Fun Beyond the Tree Hunt in Lassen

11/26/2014 09:07PM ● By Kerri Regan

Winter Wandering

December 2014
Story and photos by Kerri Regan

Many families are drawn to Lassen National Forest this time of year by the promise of a fresh, fragrant, cut-your-own Christmas tree. Linger a little longer and you can engage curious young minds in one of nature’s most fascinating outdoor classrooms.

Head over to Lassen Volcanic National Park, which you can access in two main ways: Via the Kohm Yah-mah-nee Visitor Center from the southwest, or via the Manzanita Lake Entrance Station from the northwest, about an hour east of Redding on Highway 44. From the Manzanita Lake entrance, bundle the kids up for a stroll around one of the most picturesque spots you’ll find anywhere. The ice-cold lake sits in the shadow of snowy Lassen Peak, and if you hold still long enough, you might spy birds skimming along the water’s surface or deer dashing through the snow (though the only red-nosed creatures are likely to be your kids).

Even if you don’t spy Rudolph’s comrades, never fear. You’re sure to discover a lava rock that’s shaped like a heart, or a piece of bark that looks like puzzle pieces. Perhaps one of your young companions will inform you that the carpenter ants crawling on that bark feed on dead insects, or that the tree over there only has moss growing on the north side “so Mother Nature can point you back to civilization” (your results may vary).

Volcanoes and hydrothermal sites tend to be the stars of the show in Lassen, and the park’s location at the crossroads of the Sierra Nevada, Great Basin and Cascade ranges makes it an ideal place to check out some geological magic. Youngsters are tickled to discover that the rocks that dot the landscape came blasting out of the surrounding volcanoes many decades ago, and the park’s fumaroles, mudpots and boiling pools are always a hit.

Winter weather does close down some of the park’s amenities. Lassen Crossroads near the Manzanita Lake entrance closes for the winter, but in the spring, you’ll find colorful, informative displays with titles like “Wildlife Watch,” “Watery Adventures” and “Encounter History.” A matching game challenges visitors to match written descriptions with 13 types of igneous rocks—“lava rocks,” your young companions may inform you—in the adjacent garden. Geologists-forthe- day can then try to find those rocks while they’re wandering around the park. See a creature, flower or rock you can’t identify? Take a picture and end your day with a trip back to the visitor area and try to match the photo with the images on the display boards.

Always check road conditions before heading out—roads are often closed in the winter due to snow, though parking and access is available even when the park’s main road is closed.
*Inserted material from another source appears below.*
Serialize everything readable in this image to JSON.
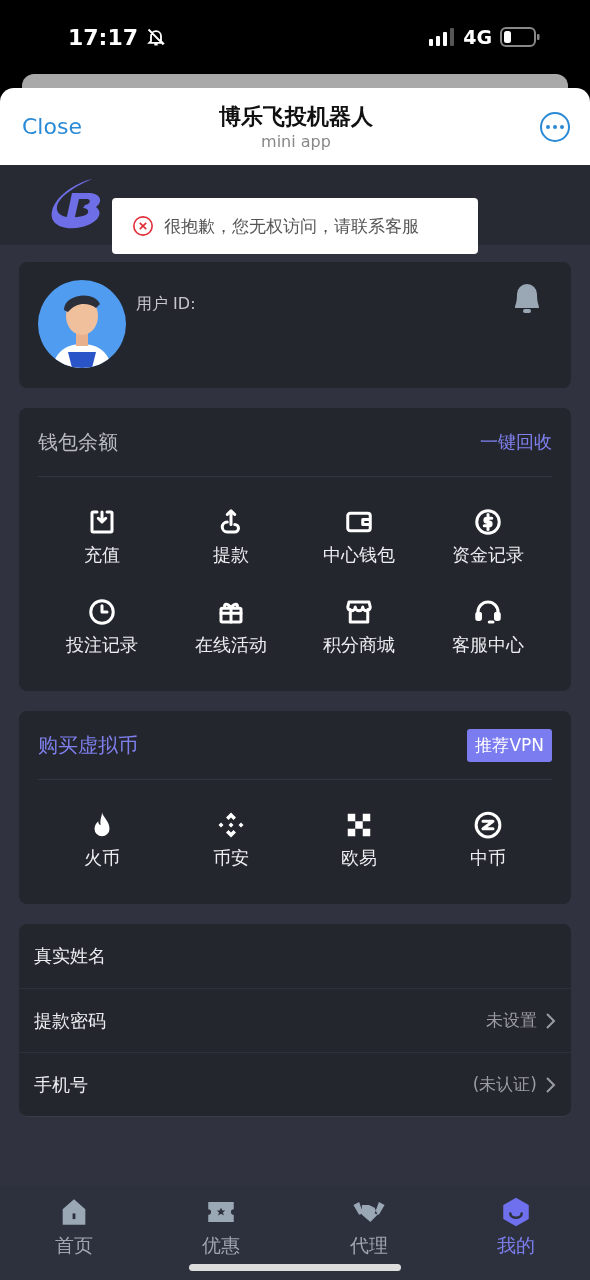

Weather conditions vary, so review safety tips with your family, and don’t rely on cell phones— coverage is spotty in the park.

It’s never a bad idea to bring along a sled or snowshoes if you have them, as well as layered clothes, hats, gloves, an insulated container of hot cocoa and a picnic lunch (and don’t worry if you’re not a fan of the cold—you won’t be the only ones enjoying a picnic from inside your car). Back at home, after you unload that Christmas tree and toss all of the soggy scarves, socks and hats into the dryer, you might feel like you’ve spent a day learning alongside some of the world’s cutest, most inquisitive students in one of the world’s most beautiful classrooms. Just don’t call it homework.